For dynamic linking, the crucial parts are:

  1. The PT_INTERP program header entry (and the .interp section it points to) tells the kernel which dynamic linker to execute.
  2. The PT_DYNAMIC program header entry points to the segment containing the .dynamic section.
  3. The .dynamic section contains the array of tags and values that drive the dynamic linker. arwen modifies values associated with specific tags within this section (or the string table .dynstr they point to): * DT_INTERP: (Tag only, value points into .dynstr) Path to the dynamic linker. Modifying the string in .dynstr changes the interpreter. * DT_NEEDED: (Value points into .dynstr) Name of a required library. Modifying the string in .dynstr changes the dependency. arwen can also add/remove entries in the .dynamic array itself. * DT_RPATH / DT_RUNPATH: (Value points into .dynstr) Library search paths. Modifying the string in .dynstr changes these paths. Remember $ORIGIN is expanded by the linker to the directory of the object being processed.

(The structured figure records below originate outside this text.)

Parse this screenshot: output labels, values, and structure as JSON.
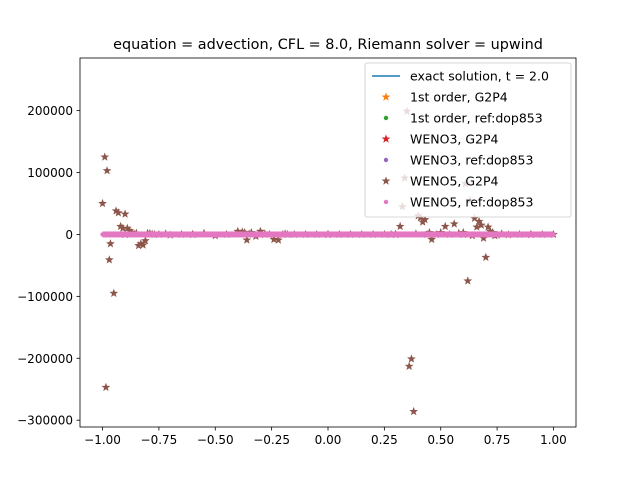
{
  "chart_data": {
    "type": "scatter",
    "title": "equation = advection, CFL = 8.0, Riemann solver = upwind",
    "xlabel": "",
    "ylabel": "",
    "xlim": [
      -1.1,
      1.1
    ],
    "ylim": [
      -311000,
      285000
    ],
    "grid": false,
    "legend_position": "top-right",
    "x_ticks": [
      -1.0,
      -0.75,
      -0.5,
      -0.25,
      0.0,
      0.25,
      0.5,
      0.75,
      1.0
    ],
    "x_tick_labels": [
      "−1.00",
      "−0.75",
      "−0.50",
      "−0.25",
      "0.00",
      "0.25",
      "0.50",
      "0.75",
      "1.00"
    ],
    "y_ticks": [
      -300000,
      -200000,
      -100000,
      0,
      100000,
      200000
    ],
    "y_tick_labels": [
      "−300000",
      "−200000",
      "−100000",
      "0",
      "100000",
      "200000"
    ],
    "series": [
      {
        "name": "exact solution, t = 2.0",
        "kind": "line",
        "color": "#1f77b4",
        "x": [
          -1.0,
          1.0
        ],
        "y": [
          0,
          0
        ]
      },
      {
        "name": "1st order, G2P4",
        "kind": "marker",
        "marker": "star",
        "color": "#ff7f0e",
        "x": [
          -0.9,
          -0.6,
          -0.3,
          0.0,
          0.3,
          0.6,
          0.9
        ],
        "y": [
          0,
          0,
          0,
          0,
          0,
          0,
          0
        ]
      },
      {
        "name": "1st order, ref:dop853",
        "kind": "marker",
        "marker": "dot",
        "color": "#2ca02c",
        "x": [
          -0.9,
          -0.6,
          -0.3,
          0.0,
          0.3,
          0.6,
          0.9
        ],
        "y": [
          0,
          0,
          0,
          0,
          0,
          0,
          0
        ]
      },
      {
        "name": "WENO3, G2P4",
        "kind": "marker",
        "marker": "star",
        "color": "#d62728",
        "x": [
          -0.9,
          -0.6,
          -0.3,
          0.0,
          0.3,
          0.6,
          0.9
        ],
        "y": [
          0,
          0,
          0,
          0,
          0,
          0,
          0
        ]
      },
      {
        "name": "WENO3, ref:dop853",
        "kind": "marker",
        "marker": "dot",
        "color": "#9467bd",
        "x": [
          -0.9,
          -0.6,
          -0.3,
          0.0,
          0.3,
          0.6,
          0.9
        ],
        "y": [
          0,
          0,
          0,
          0,
          0,
          0,
          0
        ]
      },
      {
        "name": "WENO5, G2P4",
        "kind": "marker",
        "marker": "star",
        "color": "#8c564b",
        "x": [
          -1.0,
          -0.99,
          -0.985,
          -0.98,
          -0.97,
          -0.965,
          -0.95,
          -0.94,
          -0.93,
          -0.92,
          -0.91,
          -0.9,
          -0.89,
          -0.88,
          -0.87,
          -0.86,
          -0.85,
          -0.84,
          -0.83,
          -0.82,
          -0.81,
          -0.8,
          -0.79,
          -0.78,
          -0.77,
          -0.75,
          -0.72,
          -0.7,
          -0.65,
          -0.6,
          -0.55,
          -0.5,
          -0.45,
          -0.4,
          -0.38,
          -0.37,
          -0.36,
          -0.35,
          -0.34,
          -0.32,
          -0.3,
          -0.28,
          -0.26,
          -0.24,
          -0.22,
          -0.2,
          -0.19,
          -0.18,
          -0.15,
          -0.1,
          -0.05,
          0.0,
          0.05,
          0.1,
          0.15,
          0.2,
          0.25,
          0.28,
          0.3,
          0.32,
          0.33,
          0.34,
          0.35,
          0.36,
          0.37,
          0.38,
          0.39,
          0.4,
          0.41,
          0.42,
          0.43,
          0.44,
          0.45,
          0.46,
          0.48,
          0.5,
          0.52,
          0.54,
          0.56,
          0.58,
          0.6,
          0.61,
          0.62,
          0.63,
          0.64,
          0.65,
          0.66,
          0.67,
          0.68,
          0.69,
          0.7,
          0.71,
          0.72,
          0.73,
          0.74,
          0.75,
          0.77,
          0.8,
          0.85,
          0.9,
          0.95,
          1.0
        ],
        "y": [
          50000,
          125000,
          -247000,
          103000,
          -41000,
          -15000,
          -95000,
          38000,
          35000,
          13000,
          10000,
          33000,
          10000,
          6000,
          3000,
          1000,
          2000,
          -18000,
          -15000,
          -17000,
          -10000,
          2000,
          1500,
          500,
          0,
          0,
          1000,
          -1000,
          0,
          0,
          2000,
          -2000,
          0,
          5000,
          4000,
          3000,
          -9000,
          1000,
          3000,
          -3000,
          5000,
          1000,
          0,
          -8000,
          -9000,
          0,
          1000,
          0,
          0,
          0,
          0,
          0,
          0,
          0,
          0,
          0,
          0,
          0,
          0,
          13000,
          45000,
          91000,
          199000,
          -213000,
          -201000,
          -286000,
          1000,
          30000,
          27000,
          20000,
          24000,
          0,
          3000,
          -8000,
          0,
          3000,
          13000,
          0,
          17000,
          2000,
          3000,
          82000,
          -75000,
          55000,
          -2000,
          26000,
          12000,
          21000,
          15000,
          -6000,
          -37000,
          12000,
          5000,
          3000,
          -2000,
          -1000,
          1000,
          -500,
          0,
          0,
          0,
          0
        ]
      },
      {
        "name": "WENO5, ref:dop853",
        "kind": "marker",
        "marker": "dot",
        "color": "#e377c2",
        "x": [
          -1.0,
          -0.95,
          -0.9,
          -0.85,
          -0.8,
          -0.75,
          -0.7,
          -0.65,
          -0.6,
          -0.55,
          -0.5,
          -0.45,
          -0.4,
          -0.35,
          -0.3,
          -0.25,
          -0.2,
          -0.15,
          -0.1,
          -0.05,
          0.0,
          0.05,
          0.1,
          0.15,
          0.2,
          0.25,
          0.3,
          0.35,
          0.4,
          0.45,
          0.5,
          0.55,
          0.6,
          0.65,
          0.7,
          0.75,
          0.8,
          0.85,
          0.9,
          0.95,
          1.0
        ],
        "y": [
          0,
          0,
          0,
          0,
          0,
          0,
          0,
          0,
          0,
          0,
          0,
          0,
          0,
          0,
          0,
          0,
          0,
          0,
          0,
          0,
          0,
          0,
          0,
          0,
          0,
          0,
          0,
          0,
          0,
          0,
          0,
          0,
          0,
          0,
          0,
          0,
          0,
          0,
          0,
          0,
          0
        ]
      }
    ]
  }
}
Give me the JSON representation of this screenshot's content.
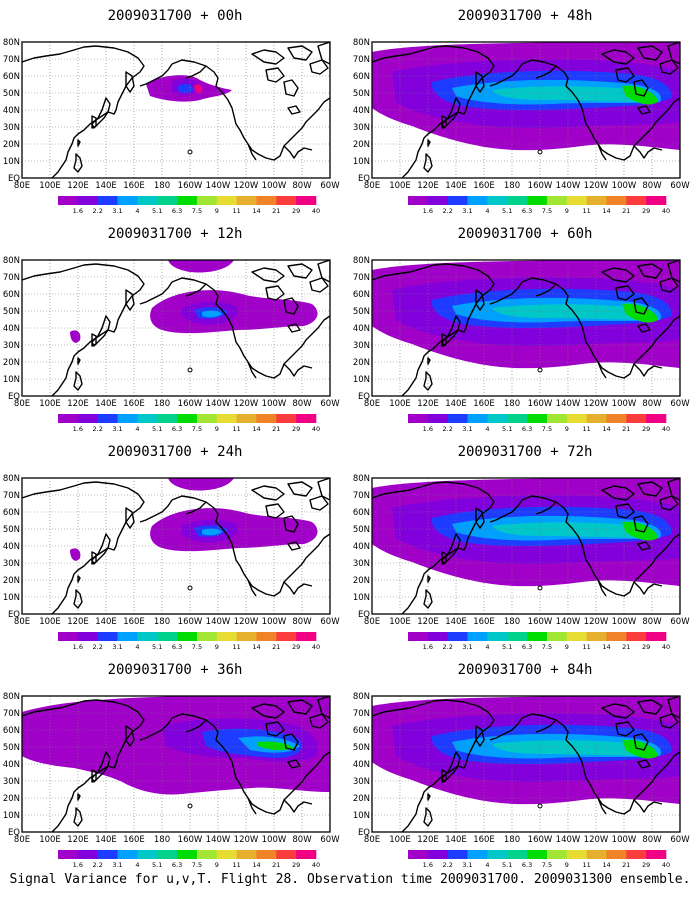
{
  "footer": "Signal Variance for u,v,T. Flight 28. Observation time 2009031700. 2009031300 ensemble.",
  "panels": [
    {
      "title": "2009031700 + 00h",
      "column": 0,
      "row": 0,
      "coverage": "small"
    },
    {
      "title": "2009031700 + 48h",
      "column": 1,
      "row": 0,
      "coverage": "large"
    },
    {
      "title": "2009031700 + 12h",
      "column": 0,
      "row": 1,
      "coverage": "medium"
    },
    {
      "title": "2009031700 + 60h",
      "column": 1,
      "row": 1,
      "coverage": "large"
    },
    {
      "title": "2009031700 + 24h",
      "column": 0,
      "row": 2,
      "coverage": "medium"
    },
    {
      "title": "2009031700 + 72h",
      "column": 1,
      "row": 2,
      "coverage": "large"
    },
    {
      "title": "2009031700 + 36h",
      "column": 0,
      "row": 3,
      "coverage": "medium-large"
    },
    {
      "title": "2009031700 + 84h",
      "column": 1,
      "row": 3,
      "coverage": "large"
    }
  ],
  "axes": {
    "x_labels": [
      "80E",
      "100E",
      "120E",
      "140E",
      "160E",
      "180",
      "160W",
      "140W",
      "120W",
      "100W",
      "80W",
      "60W"
    ],
    "y_labels": [
      "EQ",
      "10N",
      "20N",
      "30N",
      "40N",
      "50N",
      "60N",
      "70N",
      "80N"
    ]
  },
  "colorbar": {
    "labels": [
      "1.6",
      "2.2",
      "3.1",
      "4",
      "5.1",
      "6.3",
      "7.5",
      "9",
      "11",
      "14",
      "21",
      "29",
      "40"
    ],
    "colors": [
      "#a000c8",
      "#8200dc",
      "#1e3cff",
      "#00a0ff",
      "#00c8c8",
      "#00d28c",
      "#00dc00",
      "#a0e632",
      "#e6dc32",
      "#e6af2d",
      "#f08228",
      "#fa3c3c",
      "#f00082"
    ]
  }
}
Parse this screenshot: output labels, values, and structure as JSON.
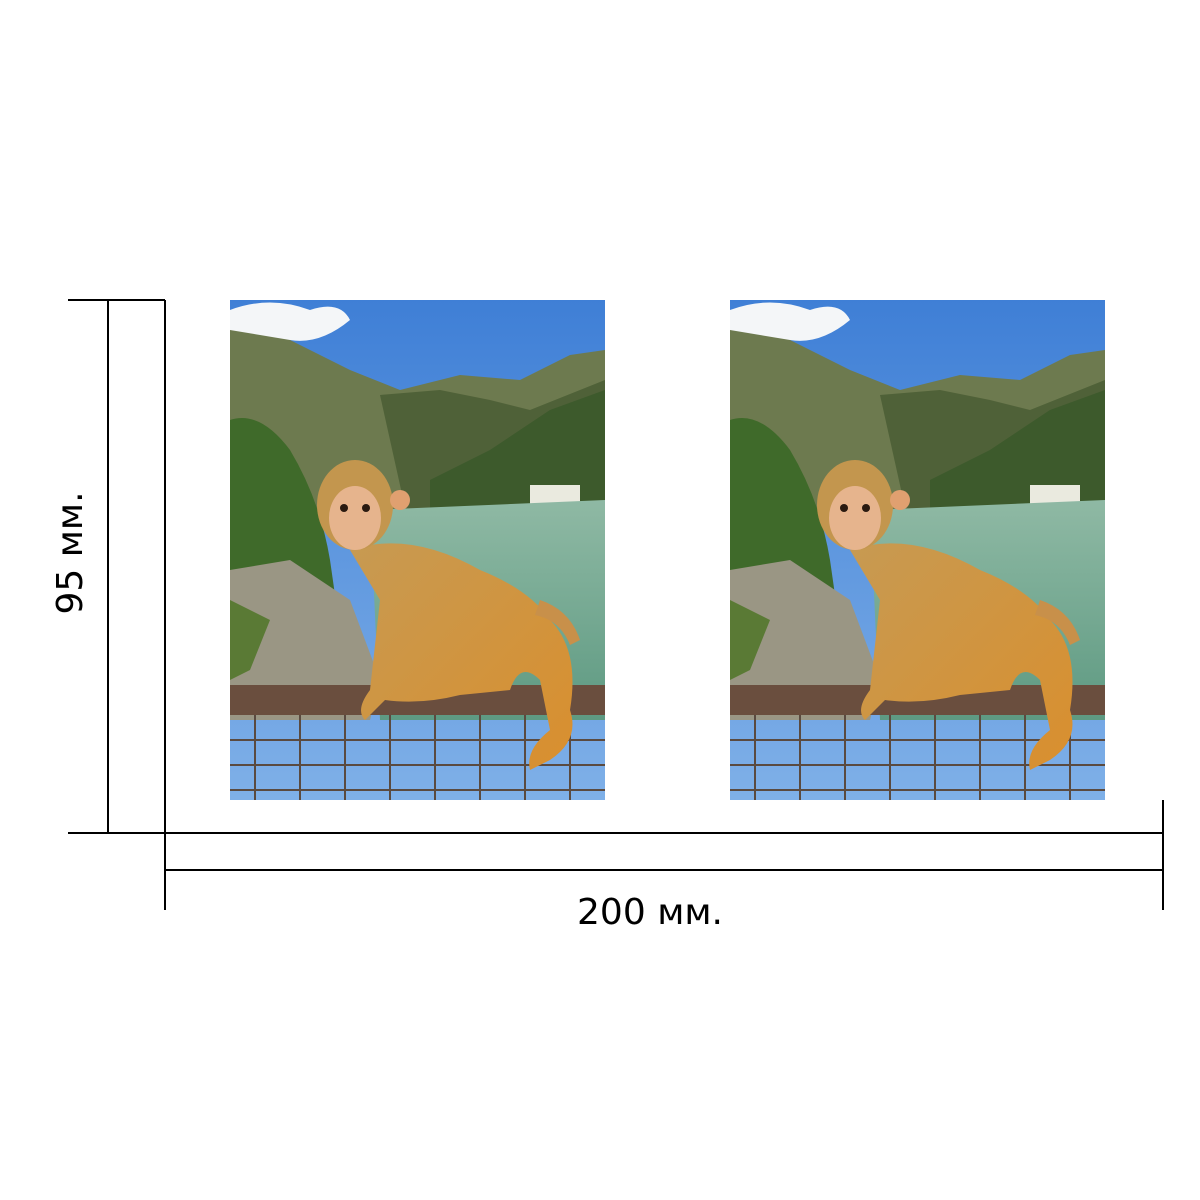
{
  "dimensions": {
    "height": "95 мм.",
    "width": "200 мм."
  }
}
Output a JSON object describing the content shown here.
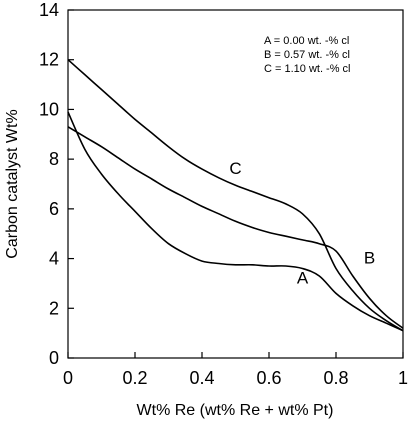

How the Dynamic Linker Uses This Information (A simplified overview)

The dynamic linker (ld-linux.so.2 or similar), specified by PT_INTERP / DT_INTERP, reads the .dynamic section (found via PT_DYNAMIC). It processes DT_NEEDED entries to find required libraries, searching in paths derived from DT_RUNPATH, LD_LIBRARY_PATH, DT_RPATH, and system defaults, then loads them into memory (using their own ELF structures) and resolves symbols.